Angenommen sie schaffen es trotz all der Probleme, einen perfekten Leerlauf trotz sehr kleiner Pulsbreiten hinzubekommen. Eine Änderung der Last, der Geschwindigkeit oder irgendeiner Variable (EGO, IAT usw.), was an und für sich vielleicht nur eine minimale Änderung am AFR erfordert, wird also niemals genau die 50% brauchen, die aber nur zulässig sind.
Das ist der Grund warum etliche Hersteller von Aftermarket-Einspritzanlage eine Leerlauf-Pulsbreit von mindestens 1,7 ms empfehlen.
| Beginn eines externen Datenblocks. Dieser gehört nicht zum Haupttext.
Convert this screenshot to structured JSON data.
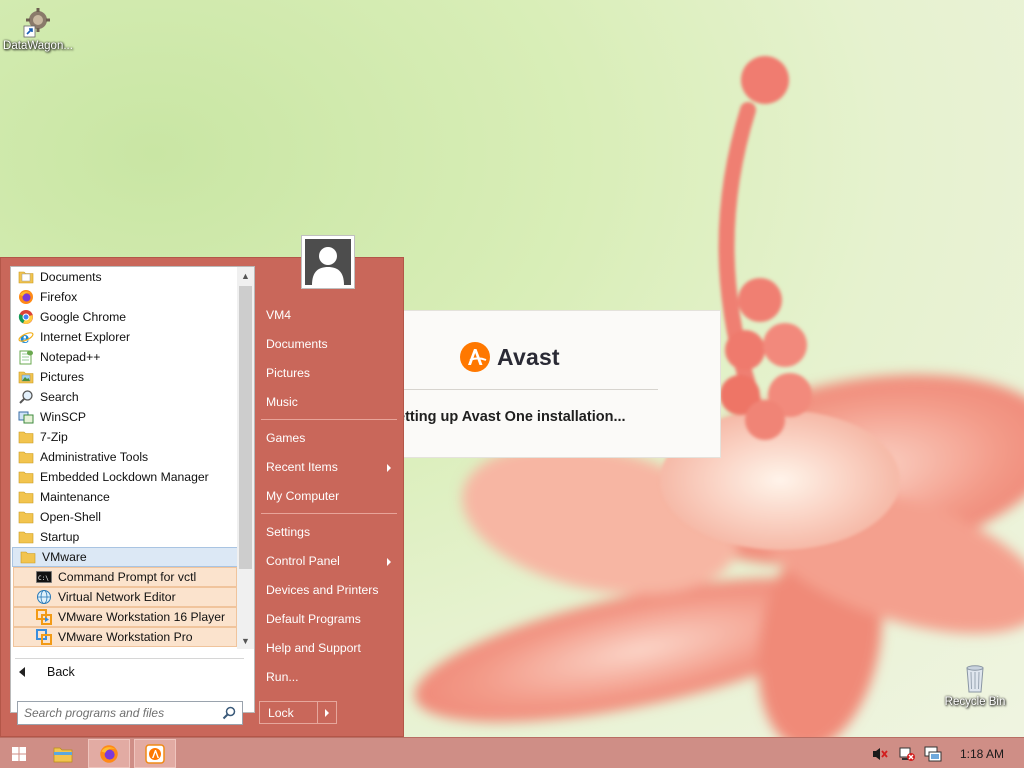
{
  "desktop": {
    "icons": [
      {
        "label": "DataWagon...",
        "icon": "datawagon-shortcut-icon"
      },
      {
        "label": "Recycle Bin",
        "icon": "recycle-bin-icon"
      }
    ]
  },
  "avast_dialog": {
    "brand": "Avast",
    "status": "etting up Avast One installation...",
    "accent_color": "#ff7800"
  },
  "start_menu": {
    "programs": [
      {
        "label": "Documents",
        "icon": "folder-docs-icon"
      },
      {
        "label": "Firefox",
        "icon": "firefox-icon"
      },
      {
        "label": "Google Chrome",
        "icon": "chrome-icon"
      },
      {
        "label": "Internet Explorer",
        "icon": "ie-icon"
      },
      {
        "label": "Notepad++",
        "icon": "notepadpp-icon"
      },
      {
        "label": "Pictures",
        "icon": "folder-pictures-icon"
      },
      {
        "label": "Search",
        "icon": "search-icon"
      },
      {
        "label": "WinSCP",
        "icon": "winscp-icon"
      },
      {
        "label": "7-Zip",
        "icon": "folder-icon"
      },
      {
        "label": "Administrative Tools",
        "icon": "folder-icon"
      },
      {
        "label": "Embedded Lockdown Manager",
        "icon": "folder-icon"
      },
      {
        "label": "Maintenance",
        "icon": "folder-icon"
      },
      {
        "label": "Open-Shell",
        "icon": "folder-icon"
      },
      {
        "label": "Startup",
        "icon": "folder-icon"
      },
      {
        "label": "VMware",
        "icon": "folder-icon"
      }
    ],
    "vmware_items": [
      {
        "label": "Command Prompt for vctl",
        "icon": "cmd-icon"
      },
      {
        "label": "Virtual Network Editor",
        "icon": "network-editor-icon"
      },
      {
        "label": "VMware Workstation 16 Player",
        "icon": "vmware-player-icon"
      },
      {
        "label": "VMware Workstation Pro",
        "icon": "vmware-pro-icon"
      }
    ],
    "back_label": "Back",
    "search_placeholder": "Search programs and files",
    "right_items": {
      "user": "VM4",
      "documents": "Documents",
      "pictures": "Pictures",
      "music": "Music",
      "games": "Games",
      "recent_items": "Recent Items",
      "my_computer": "My Computer",
      "settings": "Settings",
      "control_panel": "Control Panel",
      "devices_printers": "Devices and Printers",
      "default_programs": "Default Programs",
      "help_support": "Help and Support",
      "run": "Run..."
    },
    "lock_label": "Lock",
    "theme_color": "#c9675a"
  },
  "taskbar": {
    "clock": "1:18 AM",
    "pinned": [
      "start-icon",
      "file-explorer-icon",
      "firefox-icon",
      "avast-icon"
    ],
    "tray": [
      "volume-muted-icon",
      "network-error-icon",
      "monitor-icon"
    ]
  }
}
Wenn sie auf kürzere Pulsbreiten kommen, müssen sie sich auf jeden Fall mit dem Problem befassen, um ihren Motor für alle möglichen Zustände abstimmen zu können. Der „high-resolution code“ (hochauflösender Code) oder ein niedrigerer Kraftstoffdruck können geeignete Lösungen bieten. Letztendlich sind aber angemessen dimensionierte Einspritzdüsen oder „staged injectors“ die beste Lösung für dieses Problem.